A FDEC do PREC
Terá mesmo Napoleão mandado disparar os canhões contra as Pirâmides, como se vê no pastelão histórico de Ridley Scott que passa nos cinemas? Nem de propósito, ou repegando na velha teoria conspirativa de que não há coincidências, em plena passagem de mais um aniversário do 25 de Novembro que marcou o fim do PREC, o Processo Revolucionário Em Curso que os leitores mais antigos recordarão com a saudade característica de um surto psicótico de “otimismo de memória” e os mais novos como apenas mais uma data que lhes diz tanto como o 5 de Outubro – ou ainda menos, porque nem sequer é feriado –, decorre nas páginas dos jornais, nos meios artísticos e nos círculos académicos uma FDEC – Fascinante Discussão Em Curso – sobre a importância do rigor histórico na difusão popular dos acontecimentos e personagens que mudaram as nossas vidas e sociedade e da percepção que delas fica gravada na mente colectiva. E que, por mais investigações e rigor dos historiadores, não se apaga.
A discussão sobre o que aconteceu realmente no 25 de Novembro, quando, sob a tutela cautelar do Presidente Costa Gomes, os oficiais que queriam um regime democrático em Portugal se organizaram para impedir uma nova ditadura, renasce sempre que se aproxima a data. O general Costa Gomes, traumatizado nos seus primeiros anos como militar pela Guerra Civil de Espanha, queria a todo o custo evitar a cisão nas Forças Armadas entre blocos irreconciliáveis; o Grupo dos Nove, onde estavam oficiais fundadores do 25 de Abril, queria a democracia no país e a tropa nos quartéis; o major Otelo Saraiva de Carvalho, chefe da esquerda revolucionária militar, não sabia o que queria; e a esmagadora maioria dos portugueses, como a votação maciça no PS de Mário Soares e no PSD de Sá Carneiro tinha demonstrado nas eleições para a Constituinte, o que queria era o fim do PREC e sopas e descanso.
O que aconteceu realmente no 25 de Novembro, apesar das dezenas de livros, ensaios e investigações académicas e jornalísticas, continua ainda a ser motivo de acesas discussões. Apesar dos testemunhos dos seus protagonistas, muitos deles ainda vivos, sobre o que fizeram, que instruções tinham e quem as deu, não há maneira de se chegar a uma verdade historicamente aceite e socialmente consensual.

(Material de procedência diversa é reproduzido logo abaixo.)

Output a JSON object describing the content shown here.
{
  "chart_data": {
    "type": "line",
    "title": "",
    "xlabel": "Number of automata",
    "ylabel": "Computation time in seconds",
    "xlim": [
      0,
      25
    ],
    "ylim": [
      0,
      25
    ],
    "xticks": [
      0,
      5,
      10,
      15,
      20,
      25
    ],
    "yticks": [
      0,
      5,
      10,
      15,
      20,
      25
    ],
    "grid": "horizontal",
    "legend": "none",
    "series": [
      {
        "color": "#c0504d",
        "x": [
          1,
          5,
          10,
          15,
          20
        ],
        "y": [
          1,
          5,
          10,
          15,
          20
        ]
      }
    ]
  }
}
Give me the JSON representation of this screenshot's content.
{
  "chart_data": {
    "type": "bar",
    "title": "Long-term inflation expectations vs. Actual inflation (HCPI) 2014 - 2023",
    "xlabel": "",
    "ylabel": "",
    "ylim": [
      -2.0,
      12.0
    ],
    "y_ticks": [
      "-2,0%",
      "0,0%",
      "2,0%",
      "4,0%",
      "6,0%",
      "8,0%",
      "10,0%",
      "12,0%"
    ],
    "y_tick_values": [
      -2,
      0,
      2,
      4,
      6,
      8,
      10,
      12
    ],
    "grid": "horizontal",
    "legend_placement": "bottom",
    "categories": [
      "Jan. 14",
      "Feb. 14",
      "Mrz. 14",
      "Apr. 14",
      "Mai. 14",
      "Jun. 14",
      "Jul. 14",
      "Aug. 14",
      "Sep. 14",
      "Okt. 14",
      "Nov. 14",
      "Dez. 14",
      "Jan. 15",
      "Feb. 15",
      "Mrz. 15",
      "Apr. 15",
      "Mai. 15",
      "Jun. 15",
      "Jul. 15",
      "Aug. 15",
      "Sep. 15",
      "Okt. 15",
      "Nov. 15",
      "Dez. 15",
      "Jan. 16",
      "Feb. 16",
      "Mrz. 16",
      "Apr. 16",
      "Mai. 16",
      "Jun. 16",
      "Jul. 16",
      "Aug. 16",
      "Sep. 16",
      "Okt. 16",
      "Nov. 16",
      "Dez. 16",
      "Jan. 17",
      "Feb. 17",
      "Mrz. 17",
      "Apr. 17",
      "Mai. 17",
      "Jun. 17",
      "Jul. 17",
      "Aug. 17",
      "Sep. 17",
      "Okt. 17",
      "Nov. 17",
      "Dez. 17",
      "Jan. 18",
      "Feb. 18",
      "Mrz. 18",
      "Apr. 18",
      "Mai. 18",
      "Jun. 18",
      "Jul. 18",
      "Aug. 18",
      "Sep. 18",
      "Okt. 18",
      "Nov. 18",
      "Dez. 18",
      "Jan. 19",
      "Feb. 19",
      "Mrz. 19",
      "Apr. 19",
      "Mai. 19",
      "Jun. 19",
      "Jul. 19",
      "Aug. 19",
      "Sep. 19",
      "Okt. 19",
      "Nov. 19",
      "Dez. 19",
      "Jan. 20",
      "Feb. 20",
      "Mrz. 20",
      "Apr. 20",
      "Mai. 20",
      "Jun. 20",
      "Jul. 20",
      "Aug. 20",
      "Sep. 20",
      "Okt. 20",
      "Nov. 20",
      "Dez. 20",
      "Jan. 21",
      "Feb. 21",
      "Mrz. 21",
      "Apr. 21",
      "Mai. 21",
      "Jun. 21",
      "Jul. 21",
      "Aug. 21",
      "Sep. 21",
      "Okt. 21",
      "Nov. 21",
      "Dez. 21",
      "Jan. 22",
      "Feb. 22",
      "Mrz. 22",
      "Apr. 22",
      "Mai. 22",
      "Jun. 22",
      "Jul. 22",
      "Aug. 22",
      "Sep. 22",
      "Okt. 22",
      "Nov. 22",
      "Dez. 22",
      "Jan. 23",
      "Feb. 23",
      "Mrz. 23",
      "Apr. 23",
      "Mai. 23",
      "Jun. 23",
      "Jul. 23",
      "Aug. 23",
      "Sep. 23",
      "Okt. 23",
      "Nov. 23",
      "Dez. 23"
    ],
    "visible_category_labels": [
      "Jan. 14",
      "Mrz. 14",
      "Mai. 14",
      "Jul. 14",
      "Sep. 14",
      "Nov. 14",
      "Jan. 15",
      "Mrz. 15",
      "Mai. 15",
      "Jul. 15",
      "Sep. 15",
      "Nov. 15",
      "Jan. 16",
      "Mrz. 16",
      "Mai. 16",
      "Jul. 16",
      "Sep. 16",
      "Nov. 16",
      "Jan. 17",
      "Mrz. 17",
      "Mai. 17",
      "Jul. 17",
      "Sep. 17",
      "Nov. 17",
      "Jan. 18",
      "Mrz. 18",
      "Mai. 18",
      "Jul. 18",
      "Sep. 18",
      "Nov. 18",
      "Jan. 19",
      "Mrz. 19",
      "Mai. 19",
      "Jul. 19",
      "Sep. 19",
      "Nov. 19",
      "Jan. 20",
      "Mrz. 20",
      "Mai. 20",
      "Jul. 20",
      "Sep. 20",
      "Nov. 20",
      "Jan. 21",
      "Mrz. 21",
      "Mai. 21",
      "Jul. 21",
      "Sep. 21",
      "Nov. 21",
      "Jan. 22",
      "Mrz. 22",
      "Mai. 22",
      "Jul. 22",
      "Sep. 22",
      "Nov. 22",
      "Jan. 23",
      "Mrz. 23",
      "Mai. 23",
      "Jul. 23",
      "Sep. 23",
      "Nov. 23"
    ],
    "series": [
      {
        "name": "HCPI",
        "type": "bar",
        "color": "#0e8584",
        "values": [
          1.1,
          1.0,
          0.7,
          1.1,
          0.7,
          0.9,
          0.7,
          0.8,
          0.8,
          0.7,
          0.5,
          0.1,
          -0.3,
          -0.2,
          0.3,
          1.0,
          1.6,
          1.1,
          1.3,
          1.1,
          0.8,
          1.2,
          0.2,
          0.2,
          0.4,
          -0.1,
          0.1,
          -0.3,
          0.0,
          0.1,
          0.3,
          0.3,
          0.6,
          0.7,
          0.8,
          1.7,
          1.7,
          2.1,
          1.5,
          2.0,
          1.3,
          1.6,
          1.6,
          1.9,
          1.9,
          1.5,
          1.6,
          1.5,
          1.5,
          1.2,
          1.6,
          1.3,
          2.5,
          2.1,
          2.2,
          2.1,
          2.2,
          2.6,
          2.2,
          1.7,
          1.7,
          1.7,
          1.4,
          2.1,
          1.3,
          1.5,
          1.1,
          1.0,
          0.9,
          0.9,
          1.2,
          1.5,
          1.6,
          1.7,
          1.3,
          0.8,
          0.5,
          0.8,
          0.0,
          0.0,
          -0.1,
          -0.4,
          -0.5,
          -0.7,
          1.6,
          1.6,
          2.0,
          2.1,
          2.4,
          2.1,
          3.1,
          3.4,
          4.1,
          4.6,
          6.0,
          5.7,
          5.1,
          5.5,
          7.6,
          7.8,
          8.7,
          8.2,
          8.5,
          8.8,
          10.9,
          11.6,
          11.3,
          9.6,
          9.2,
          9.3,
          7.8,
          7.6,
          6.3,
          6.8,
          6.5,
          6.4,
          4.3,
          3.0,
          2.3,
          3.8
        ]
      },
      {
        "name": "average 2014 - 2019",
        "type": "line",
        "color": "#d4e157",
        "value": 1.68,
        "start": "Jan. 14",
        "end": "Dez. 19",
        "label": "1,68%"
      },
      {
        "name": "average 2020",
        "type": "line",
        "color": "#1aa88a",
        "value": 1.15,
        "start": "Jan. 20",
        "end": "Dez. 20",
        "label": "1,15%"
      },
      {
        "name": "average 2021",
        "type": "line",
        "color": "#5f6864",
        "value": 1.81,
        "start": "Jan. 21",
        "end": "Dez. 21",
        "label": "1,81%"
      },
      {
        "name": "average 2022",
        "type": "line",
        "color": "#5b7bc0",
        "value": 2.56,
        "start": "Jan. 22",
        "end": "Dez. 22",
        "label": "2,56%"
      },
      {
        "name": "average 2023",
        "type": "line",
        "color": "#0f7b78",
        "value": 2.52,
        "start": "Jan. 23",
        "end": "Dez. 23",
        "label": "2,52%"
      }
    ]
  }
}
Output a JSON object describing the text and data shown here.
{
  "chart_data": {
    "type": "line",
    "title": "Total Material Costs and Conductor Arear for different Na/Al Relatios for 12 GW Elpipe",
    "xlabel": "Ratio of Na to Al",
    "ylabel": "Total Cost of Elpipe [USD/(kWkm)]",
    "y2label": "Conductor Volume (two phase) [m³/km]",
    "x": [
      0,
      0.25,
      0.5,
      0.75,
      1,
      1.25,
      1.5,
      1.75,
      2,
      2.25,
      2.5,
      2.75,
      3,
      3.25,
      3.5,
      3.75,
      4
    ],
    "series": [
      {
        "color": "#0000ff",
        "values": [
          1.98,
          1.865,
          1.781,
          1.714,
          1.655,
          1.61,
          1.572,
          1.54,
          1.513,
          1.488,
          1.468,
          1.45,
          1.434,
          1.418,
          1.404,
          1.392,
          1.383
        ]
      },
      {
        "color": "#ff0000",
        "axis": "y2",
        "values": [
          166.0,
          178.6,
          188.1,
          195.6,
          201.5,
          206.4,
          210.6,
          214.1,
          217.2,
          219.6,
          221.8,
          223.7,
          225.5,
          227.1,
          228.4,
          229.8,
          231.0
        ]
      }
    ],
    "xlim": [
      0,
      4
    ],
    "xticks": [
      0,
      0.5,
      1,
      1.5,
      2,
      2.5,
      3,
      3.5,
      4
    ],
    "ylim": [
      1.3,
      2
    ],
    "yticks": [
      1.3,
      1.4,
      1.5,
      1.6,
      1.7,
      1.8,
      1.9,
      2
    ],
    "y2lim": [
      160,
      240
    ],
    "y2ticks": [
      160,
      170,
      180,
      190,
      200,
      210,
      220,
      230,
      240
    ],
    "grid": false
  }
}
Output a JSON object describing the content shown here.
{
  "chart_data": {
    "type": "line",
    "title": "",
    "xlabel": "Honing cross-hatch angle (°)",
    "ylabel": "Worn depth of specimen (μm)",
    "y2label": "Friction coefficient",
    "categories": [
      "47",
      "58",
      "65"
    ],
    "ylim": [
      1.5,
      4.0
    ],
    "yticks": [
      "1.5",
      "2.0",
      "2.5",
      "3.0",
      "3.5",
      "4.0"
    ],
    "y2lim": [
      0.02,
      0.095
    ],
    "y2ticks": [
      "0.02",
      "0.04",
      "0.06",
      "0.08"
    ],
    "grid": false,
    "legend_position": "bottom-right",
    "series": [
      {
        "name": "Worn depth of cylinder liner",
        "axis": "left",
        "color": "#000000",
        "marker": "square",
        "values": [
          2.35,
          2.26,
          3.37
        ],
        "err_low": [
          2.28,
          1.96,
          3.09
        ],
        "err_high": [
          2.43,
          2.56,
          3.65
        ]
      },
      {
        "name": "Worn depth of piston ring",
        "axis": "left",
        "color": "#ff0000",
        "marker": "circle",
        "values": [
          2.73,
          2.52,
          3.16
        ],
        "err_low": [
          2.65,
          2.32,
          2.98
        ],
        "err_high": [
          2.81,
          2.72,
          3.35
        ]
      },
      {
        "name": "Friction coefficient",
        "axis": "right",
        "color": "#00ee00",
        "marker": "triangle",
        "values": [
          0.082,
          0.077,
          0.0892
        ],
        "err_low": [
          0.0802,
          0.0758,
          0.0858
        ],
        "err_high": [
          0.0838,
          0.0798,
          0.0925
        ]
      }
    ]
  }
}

E isto foi apenas há 50 anos. Como esperar, então, que sobre acontecimentos ocorridos há mais de 200 não só os historiadores se ponham de acordo, como, mais importante, a percepção popular sobre eles e sobre personagens que marcaram e mudaram a História seja unânime? Não, Napoleão não destruiu as Pirâmides. Não, Napoleão não viu Maria Antonieta ser guilhotinada. E não, Napoleão não era um arrivista provinciano obcecado com os favores de Josefina e a quem ela os distribuía, como retrata o filme. Napoleão era o inimigo das monarquias absolutas, o pai do Código Civil, o defensor da Constituição, o criador dos liceus, e um génio militar. Ou não era. Os historiadores continuam tão divididos sobre a personagem como estavam há dois séculos. Duas excelentes biografias recentes, entre muitas, mostram perspectivas diferentes. Para Andrew Roberts (Napoleon, a Life, 2015) Napoleão era mesmo um génio e um libertador. Para Adam Zamoyski (Napoleon, a Life, 2018) era um génio, sim, mas de marketing, tendo habilidosamente construído o seu mito com mentiras e falsas verdades.
Como chegar assim à verdade histórica? É certo que a “liberdade artística” permite que se tomem certas liberdades com a verdade e, como cuspinhava Ridley Scott sobre os historiadores que criticam o rigor factual do seu filme: “Desculpa lá, pá, estavas lá? Não? Então cala a boca”. Mas no 25 de Novembro havia muita gente que estava lá, que ainda está viva, e que não deve, nem pode, calar a boca. O papel dos historiadores é reconstituir com rigor factual o que aconteceu e interpretá-lo no contexto da época e integrá-lo na longa marcha do tempo. Factos são factos.
E sim, se ainda hoje não sabemos, pelo menos enquanto os arquivos do PCP e de Moscovo não estiverem acessíveis, qual a intenção e divisões dos comunistas no 25 de Novembro, pelo menos uma coisa sabemos: Napoleão mandou mesmo dizer a Josefina que não se lavasse três dias antes de chegar. Pelo menos isso é certo. Mas também há quem duvide.